今度はルーダが移動をして違う方向から母さんを狙う。
けれど、ハティさんは射線の間に立って防ぎ続ける。
それだけじゃない、徐々に距離を詰めている。
近づけば近づくほど対応し辛くなるだろうってのに。
矢がきれるのを待っているんじゃないの?
そう思ったとき、ハティさんの姿が消えた。
いなくなったら母さんが撃たれるじゃないかっ!
でも矢は飛んでこなかった。
ルーダの手元が棒で抑えられて、上に向けられている。
それからくるんと棒が回転してボウガンが手から離れる。
ついでとばかりにハティさん、少し腰を落とした。
柔らかく円を描くような腕の動き。
それに合わせるようにルーダの身体も一回転した。
ふわっ―――――
地面に着く前にハティさんが引き上げたのか、脚から着地する。
それからゆっくりと座らされる。
「どう?痛くないだろ」
ハティさんが言うとルーダが呆けたように頷く。
「じゃあ、もう一回ね」
そう言ってさっきと同じように母さんを背にして立つ。
「ルーダ、いつでもいいよ」
ルーダが頷いてまた矢を放った。
けれど、二の矢、三の矢が放たれる前にバキッという音がする。
ルーダの手元にあったボウガンが真っ二つに斬られていた。
ハティさんの仕業だ。
すでにルーダの目の前にいて、棒で本体部分を斬ったんだ。
え……棒で?斬る?
それからルーダの首筋に棒の先を突きつける。
彼女は動くことすらできなかった。
けれど、ふと我に返って叫び声を上げた。
「ぎゃああああああああ!オレの『タカハシさん・五号機』があぁぁぁぁ」
「あ……」
ハティさんもしまったとばかりに口を開けている。
「親父のばかぁぁぁぁぁ」
ルーダが号泣する。
◇
「えっと、わかったかな?」
ハティさんが僕に問いかける。
何が「わかった」って?
あなたの人外っぷりですか?
ちなみにルーダはさめざめと泣いて「嫌い、嫌い」って呟いている。
ハティさんもその度に「ごめんよぉ」って泣きそうだ。
「えっとね、最初のが『活人剣』。
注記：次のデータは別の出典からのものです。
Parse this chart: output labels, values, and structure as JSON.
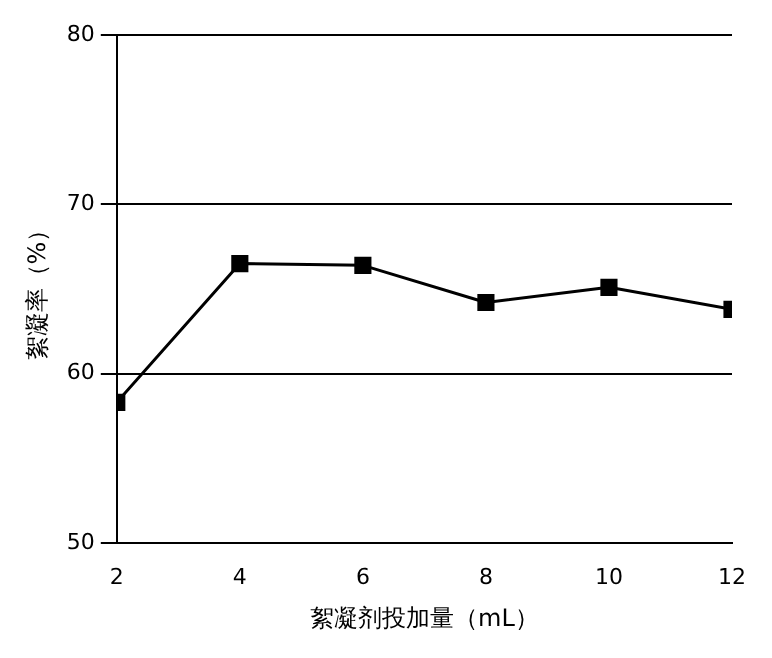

誰も傷つけないヤツ」
ああ、確かにルーダも怪我してないし。
「で、最後のが『殺人刀』。壊したり傷つけたりするのが目的のヤツ」
ルーダが声を大きくしてまた泣き始めた。
うん、傷ついてるね。
「それでだね。ハルはどっちが良いと思う?」
「えっと、どっちも凄いけれど、最初の方がどっちかっていうと」
「そうだよね。最後のは君のお母さんを守れても誰も幸せにならない」
ハティさんも凹んでいる。
自分でしでかしたとはいえ、なんだろう、このダメ親父感。
「僕たちはどちらかっていうと『殺人刀』なんだ。でも、ハルならきっと『活人剣』を使えるようになると思ってるんだよね」
え?僕もあんなことできるようになるの?
「君は誰かを傷つけたり、血を流させたりって嫌だと思うんだ。だから、ね」
「できるんですか、僕に」
「簡単じゃないよ。とんでもなく時間がかかる。だいたい何もないところからのスタートなんだから何年もかかるだろうし」
そうだよね。
「でも、できるって僕は信じている」
ハティさんはまっすぐに僕を見て言った。
「姉上から聞いた。君がどれだけ優しくて辛抱強くてひたむきなのかを」
「それに」と呟いて僕の持つ「土寄せ棒」見た。
「いや、なんでもないよ」
そう言ってハティさんは不敵に笑った。